Ana Márcia

Tarde do Flashback

Edma Tahr é uma identidade secreta que usei num finado blog bem bacaninha anos atrás. Hoje estava procurando uma atividade para uns alunos e achei váaaarios textos antigos. Sempre me distraio quando isso acontece… A atividade não achei, mas aproveitei pra fazer um flashback aqui.

E a parte triste é que sempre fico com a sensação de que eu já fui bem mais legal. Tsc.

CALMA COCADA

Não. Eu não gosto de ser estressada. Mas eu sou. E PONTO FINAL. Agora que já esclarecemos este assunto, posso pedir um favorzinho?? NÃO ME PEÇA CALMA!!!! E PRINCIPALMENTE: NÃO ME CONSOLE!!!!

Seu cachorro morreu, sua unha tá encravada, seu cabeleireiro errou na tinta. O cachorro do vizinho fugiu do quintal e te mordeu bem na panturrilha. O motorista do ônibus conseguiu achar a única e minúscula poça d’água da rua e te jogou lama o bastante para fazer sua blusa amarela parecer “estampa de oncinha”. O que você faz???

Cientistas de Massachusets estimam que 75,872% da população reage a este tipo de situação ficando com ÓOOOOOODIO no coração. Eu, caros amigos, faço parte desse montante (ohhhhh, que revelação!!!).

Mas há aquelas pessoas que não o fazem. Em geral, são aqueles que exibem uma face cândida e um temperamento de monge budista em coma. “Fulano me transmite uma paz”, você diz dessas pessoas.

Sim, sim. É lindo ser uma pessoa centrada, equilibrada, em eterno estado de nirvana. Mas, por favor, seja esse tipo de pessoa LOOOONGE DE MIM!!!

“Ahhhhh não fica assim não, Edma”. Essas palavras são a senha para abrir a minha caixa de pandora. Geralmente digo as maiores barbaridades depois de ouvir esta frase . Muitas vezes até me arrependo (ohhhh! Essa sim é uma revelação bombástica!!! Edma <u>tem</u> coração!!!!!)

Mas eu realmente acho que deveria constar lá na declaração dos direitos humanos: “todo o homem e mulher (sobretudo as tepeêmicas) têm o direito de ficar P*TO-PÁ-CARÁI quando der uma topada ou em situações similares”.
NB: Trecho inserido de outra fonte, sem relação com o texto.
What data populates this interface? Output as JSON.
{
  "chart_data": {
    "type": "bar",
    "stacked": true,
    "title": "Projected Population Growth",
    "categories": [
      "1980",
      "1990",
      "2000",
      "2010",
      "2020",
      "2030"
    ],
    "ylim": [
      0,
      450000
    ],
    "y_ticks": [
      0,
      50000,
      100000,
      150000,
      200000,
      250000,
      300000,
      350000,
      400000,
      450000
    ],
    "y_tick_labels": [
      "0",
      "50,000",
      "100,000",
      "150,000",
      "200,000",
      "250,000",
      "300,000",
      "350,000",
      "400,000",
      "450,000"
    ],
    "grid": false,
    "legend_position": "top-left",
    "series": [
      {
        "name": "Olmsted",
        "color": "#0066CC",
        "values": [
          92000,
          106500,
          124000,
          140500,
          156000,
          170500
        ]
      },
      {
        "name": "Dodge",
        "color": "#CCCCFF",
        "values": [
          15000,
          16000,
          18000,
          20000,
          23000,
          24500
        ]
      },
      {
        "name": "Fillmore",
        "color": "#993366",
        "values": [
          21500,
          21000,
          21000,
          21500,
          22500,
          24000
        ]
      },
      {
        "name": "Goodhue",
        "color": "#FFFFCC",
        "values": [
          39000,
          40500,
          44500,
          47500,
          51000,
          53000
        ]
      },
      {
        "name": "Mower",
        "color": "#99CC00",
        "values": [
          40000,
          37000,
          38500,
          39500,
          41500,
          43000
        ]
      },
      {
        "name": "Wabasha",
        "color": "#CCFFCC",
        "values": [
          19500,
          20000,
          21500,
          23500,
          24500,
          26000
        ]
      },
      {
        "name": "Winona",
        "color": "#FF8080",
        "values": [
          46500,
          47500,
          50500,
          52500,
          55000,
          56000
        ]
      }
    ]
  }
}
Se você é uma dessas pessoas de sorte que não é estressada e que aceita todas as imprevisibilidades do cotidiano em paz, amor e harmonia, BOM PRA VOCÊ! Particularmente, eu gosto de chorar rangendo os dentes, sentir pena de mim mesma e saborear o gosto do fel que corrói meu fígado lentamente.

Estamos conversados???

E antes que alguém me recomende terapia, eu respondo: já comecei um tratamento psicológico, mas o cara só sabia me fazer perguntas idiotas, então não tive saco pra passar da terceira sessão.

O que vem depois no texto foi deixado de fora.